Citizen informants

On Sept. 11, hours after the attacks on the World Trade Center and the Pentagon, Attorney General John Ashcroft urged Americans to give the FBI “any information they know about these crimes.” Ashcroft later ordered the Justice Department to follow up on every one of those tips.

Hundreds of thousands of neighborhood gumshoes heard the call and proceeded to do their part for homeland security. By Sept. 14, the FBI’s toll-free tip line (1-866-483-5137) was receiving well over a thousand calls per day. By the end of September, the FBI’s hastily adapted Web site (www.IFCCFBI.gov, previously used to report Internet fraud) had received 865,000 visits — catapulting the once-obscure site onto the roster of that month’s 50 most-visited Web sites, according to Internet analyst Jupiter Media Matrix.

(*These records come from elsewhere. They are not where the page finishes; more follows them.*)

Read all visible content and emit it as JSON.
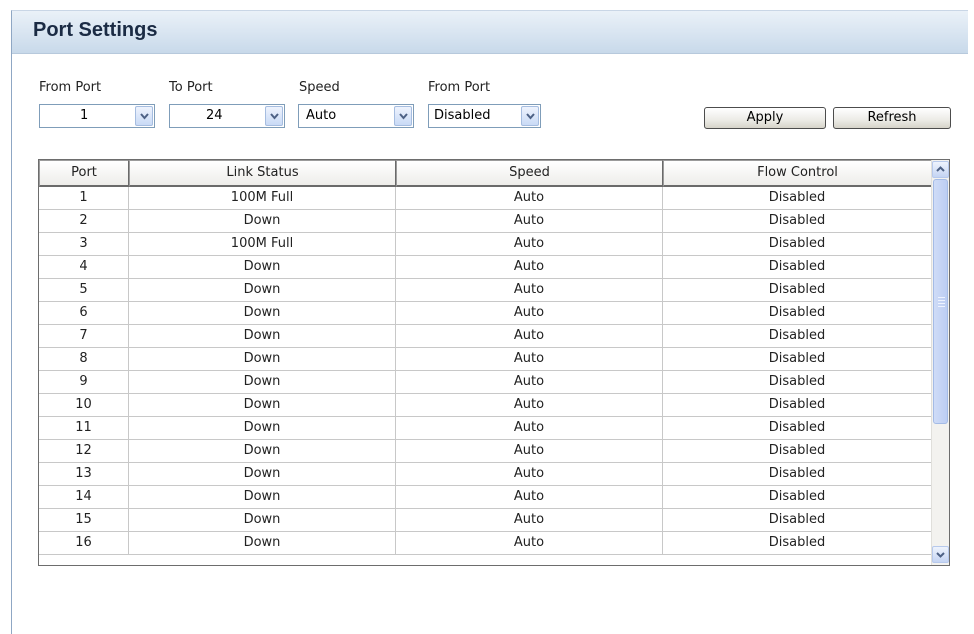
{
  "title": "Port Settings",
  "filters": {
    "from_port": {
      "label": "From Port",
      "value": "1"
    },
    "to_port": {
      "label": "To Port",
      "value": "24"
    },
    "speed": {
      "label": "Speed",
      "value": "Auto"
    },
    "flow": {
      "label": "From Port",
      "value": "Disabled"
    }
  },
  "buttons": {
    "apply": "Apply",
    "refresh": "Refresh"
  },
  "table": {
    "headers": [
      "Port",
      "Link Status",
      "Speed",
      "Flow Control"
    ],
    "rows": [
      [
        "1",
        "100M Full",
        "Auto",
        "Disabled"
      ],
      [
        "2",
        "Down",
        "Auto",
        "Disabled"
      ],
      [
        "3",
        "100M Full",
        "Auto",
        "Disabled"
      ],
      [
        "4",
        "Down",
        "Auto",
        "Disabled"
      ],
      [
        "5",
        "Down",
        "Auto",
        "Disabled"
      ],
      [
        "6",
        "Down",
        "Auto",
        "Disabled"
      ],
      [
        "7",
        "Down",
        "Auto",
        "Disabled"
      ],
      [
        "8",
        "Down",
        "Auto",
        "Disabled"
      ],
      [
        "9",
        "Down",
        "Auto",
        "Disabled"
      ],
      [
        "10",
        "Down",
        "Auto",
        "Disabled"
      ],
      [
        "11",
        "Down",
        "Auto",
        "Disabled"
      ],
      [
        "12",
        "Down",
        "Auto",
        "Disabled"
      ],
      [
        "13",
        "Down",
        "Auto",
        "Disabled"
      ],
      [
        "14",
        "Down",
        "Auto",
        "Disabled"
      ],
      [
        "15",
        "Down",
        "Auto",
        "Disabled"
      ],
      [
        "16",
        "Down",
        "Auto",
        "Disabled"
      ]
    ]
  },
  "icons": {
    "dropdown": "chevron-down-icon",
    "scroll_up": "arrow-up-icon",
    "scroll_down": "arrow-down-icon"
  }
}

Many of the anonymous tipsters tattled on anti-administration dissenters (like the Durham, N.C., college student whose dorm-room poster of George W. Bush holding a noose — in protest of his support for capital punishment — prompted a visit from the FBI, the Christian Science Monitor reported). Most of the citizenry’s suspicions, however, were directed at people of Middle Eastern origin, noted another Monitor report.

Four months later, in mid-January, the Monitor reported that 99 percent of the citizen tips were turning out to be worthless, according to law-enforcement authorities. By that time, however, the damage had been done. More than 1,100 Middle Eastern men were being detained in prison — not by the FBI, whose interrogations turned up almost no links between any of the men and terrorism, but by the U.S. Immigration and Naturalization Service, which is still holding most of them (and preparing to deport some) on minor immigration-law violations.